De schrijver krijgt wel de scheerbeker die nog van zijn overgrootvader is geweest, het enige familiestuk dan nog herinnert aan de immigrantentijd van rond de eeuwwisseling. In Patrimonium worden de rollen langzamerhand omgedraaid. De zoon wordt de vader, de vader het kind dat verzorging behoeft. Niet zonder gevoel voor humor beschrijft Roth de haast tot een kunst gecultiveerde eigenwijsheid van zijn vader, maar het is toch ook niet zonder verbittering dat de auteur de sluipende neergang en het ontluisterende verval gadeslaat.

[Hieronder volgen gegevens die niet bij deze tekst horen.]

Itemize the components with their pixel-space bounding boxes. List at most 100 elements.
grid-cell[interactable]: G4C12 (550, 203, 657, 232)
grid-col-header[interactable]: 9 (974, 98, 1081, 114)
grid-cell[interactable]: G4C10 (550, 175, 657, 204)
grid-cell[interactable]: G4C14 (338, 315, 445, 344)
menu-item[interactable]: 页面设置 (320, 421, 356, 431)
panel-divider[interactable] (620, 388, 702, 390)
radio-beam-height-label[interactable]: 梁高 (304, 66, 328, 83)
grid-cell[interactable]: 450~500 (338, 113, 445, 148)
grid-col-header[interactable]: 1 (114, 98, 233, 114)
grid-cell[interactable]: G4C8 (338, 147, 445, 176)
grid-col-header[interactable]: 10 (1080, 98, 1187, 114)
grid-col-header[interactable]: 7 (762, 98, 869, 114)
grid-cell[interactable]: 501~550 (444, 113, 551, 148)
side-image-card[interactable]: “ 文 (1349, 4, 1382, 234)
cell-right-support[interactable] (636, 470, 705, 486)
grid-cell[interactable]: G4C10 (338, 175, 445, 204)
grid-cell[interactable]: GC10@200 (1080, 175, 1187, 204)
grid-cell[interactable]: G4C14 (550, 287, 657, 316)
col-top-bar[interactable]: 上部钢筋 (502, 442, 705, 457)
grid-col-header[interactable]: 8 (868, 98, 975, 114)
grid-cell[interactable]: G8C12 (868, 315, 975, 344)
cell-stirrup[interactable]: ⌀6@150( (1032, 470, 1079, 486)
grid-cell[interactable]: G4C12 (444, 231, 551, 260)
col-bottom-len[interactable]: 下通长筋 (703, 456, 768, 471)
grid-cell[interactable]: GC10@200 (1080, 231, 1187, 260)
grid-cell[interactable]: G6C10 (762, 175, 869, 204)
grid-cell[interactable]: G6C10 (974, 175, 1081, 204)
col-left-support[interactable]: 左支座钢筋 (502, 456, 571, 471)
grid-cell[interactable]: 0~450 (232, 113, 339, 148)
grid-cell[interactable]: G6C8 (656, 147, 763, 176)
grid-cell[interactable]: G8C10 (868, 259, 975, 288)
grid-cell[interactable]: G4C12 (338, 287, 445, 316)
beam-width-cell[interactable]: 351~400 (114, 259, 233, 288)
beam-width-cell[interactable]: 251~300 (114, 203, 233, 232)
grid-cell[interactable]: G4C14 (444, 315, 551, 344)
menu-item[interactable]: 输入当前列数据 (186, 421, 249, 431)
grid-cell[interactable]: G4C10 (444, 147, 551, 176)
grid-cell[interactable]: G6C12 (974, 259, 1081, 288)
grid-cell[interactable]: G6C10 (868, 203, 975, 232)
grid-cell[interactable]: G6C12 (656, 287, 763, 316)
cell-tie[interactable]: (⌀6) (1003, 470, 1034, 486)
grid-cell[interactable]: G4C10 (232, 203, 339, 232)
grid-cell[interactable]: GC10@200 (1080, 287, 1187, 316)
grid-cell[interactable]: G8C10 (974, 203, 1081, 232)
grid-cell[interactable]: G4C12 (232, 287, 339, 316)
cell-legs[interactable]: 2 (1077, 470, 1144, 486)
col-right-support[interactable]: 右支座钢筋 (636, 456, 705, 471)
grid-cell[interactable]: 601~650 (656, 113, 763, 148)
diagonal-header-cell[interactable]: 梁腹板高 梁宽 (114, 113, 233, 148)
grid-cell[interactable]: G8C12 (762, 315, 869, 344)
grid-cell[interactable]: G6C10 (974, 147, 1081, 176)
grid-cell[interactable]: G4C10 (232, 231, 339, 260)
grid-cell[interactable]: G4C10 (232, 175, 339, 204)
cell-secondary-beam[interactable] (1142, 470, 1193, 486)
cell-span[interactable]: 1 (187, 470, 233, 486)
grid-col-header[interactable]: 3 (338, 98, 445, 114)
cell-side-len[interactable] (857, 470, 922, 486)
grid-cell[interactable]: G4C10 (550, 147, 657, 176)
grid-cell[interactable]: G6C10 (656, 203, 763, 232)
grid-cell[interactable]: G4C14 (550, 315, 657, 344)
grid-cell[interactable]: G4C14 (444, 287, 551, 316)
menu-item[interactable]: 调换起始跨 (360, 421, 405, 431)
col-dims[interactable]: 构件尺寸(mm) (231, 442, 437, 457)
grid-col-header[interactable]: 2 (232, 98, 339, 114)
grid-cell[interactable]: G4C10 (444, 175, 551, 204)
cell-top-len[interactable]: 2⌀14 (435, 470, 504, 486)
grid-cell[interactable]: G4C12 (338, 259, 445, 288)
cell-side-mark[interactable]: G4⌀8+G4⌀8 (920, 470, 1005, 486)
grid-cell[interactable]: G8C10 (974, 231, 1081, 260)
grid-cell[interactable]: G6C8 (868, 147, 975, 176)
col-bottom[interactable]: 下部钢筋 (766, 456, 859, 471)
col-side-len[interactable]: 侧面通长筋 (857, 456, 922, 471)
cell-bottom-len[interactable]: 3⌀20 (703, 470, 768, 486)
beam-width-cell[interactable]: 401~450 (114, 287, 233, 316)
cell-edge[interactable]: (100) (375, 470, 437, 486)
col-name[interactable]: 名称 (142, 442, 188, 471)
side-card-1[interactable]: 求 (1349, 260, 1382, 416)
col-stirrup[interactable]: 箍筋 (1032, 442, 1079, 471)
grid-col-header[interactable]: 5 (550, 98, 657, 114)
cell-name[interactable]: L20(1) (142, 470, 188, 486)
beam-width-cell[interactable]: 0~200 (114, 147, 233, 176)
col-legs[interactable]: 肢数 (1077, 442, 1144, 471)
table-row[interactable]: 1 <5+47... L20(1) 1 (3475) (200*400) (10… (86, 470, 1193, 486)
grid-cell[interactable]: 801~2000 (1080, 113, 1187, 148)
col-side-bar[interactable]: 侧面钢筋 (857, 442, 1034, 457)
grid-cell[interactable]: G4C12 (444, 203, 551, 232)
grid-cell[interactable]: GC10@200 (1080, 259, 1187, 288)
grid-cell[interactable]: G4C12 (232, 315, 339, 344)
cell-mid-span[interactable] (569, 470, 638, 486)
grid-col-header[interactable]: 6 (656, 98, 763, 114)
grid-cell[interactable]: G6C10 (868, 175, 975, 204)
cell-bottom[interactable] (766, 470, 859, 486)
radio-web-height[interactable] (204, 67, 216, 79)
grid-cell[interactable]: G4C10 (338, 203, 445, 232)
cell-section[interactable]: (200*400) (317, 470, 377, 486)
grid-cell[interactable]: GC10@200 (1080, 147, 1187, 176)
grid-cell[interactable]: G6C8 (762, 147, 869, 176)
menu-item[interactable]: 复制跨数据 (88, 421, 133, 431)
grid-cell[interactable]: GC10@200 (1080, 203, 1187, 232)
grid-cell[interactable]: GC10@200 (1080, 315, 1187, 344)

Romanschrijvers zijn per definitie heer en meester over het leven van hun personages, maar in dit ware verhaal moet Philip Roth toezien hoe het werkelijke leven zijn eigen ondoorgrondelijke weg gaat. Patrimonium is een hoogst persoonlijk — zeg maar: naakt — boek waarin de schrijver voor de verandering eens met lege handen staat. Roth, die het groteske en het karikaturale in zijn romans in het algemeen niet uit de weg gaat, moet door de aftakeling en de dood van zijn vader constateren dat er op de grote vragen des levens geen antwoord bestaat, dat een roman zich van begin tot eind laat construeren maar de werkelijkheid niet.
Dat maakt van Patrimonium een ontwapenend en ontroerend boek, een hoogtepunt in — en tegelijkertijd een onbedoeld commentaar op — het oeuvre van Philip Roth.
Frank van Dijl
Philip Roth – Patrimonium. Een waar verhaal. Vertaling Else Hoog. Meulenhoff.
Deze recensie werd eerder gepubliceerd in Algemeen Dagblad, 18 april 1991. Philip Roth (1933) overleed in 2018.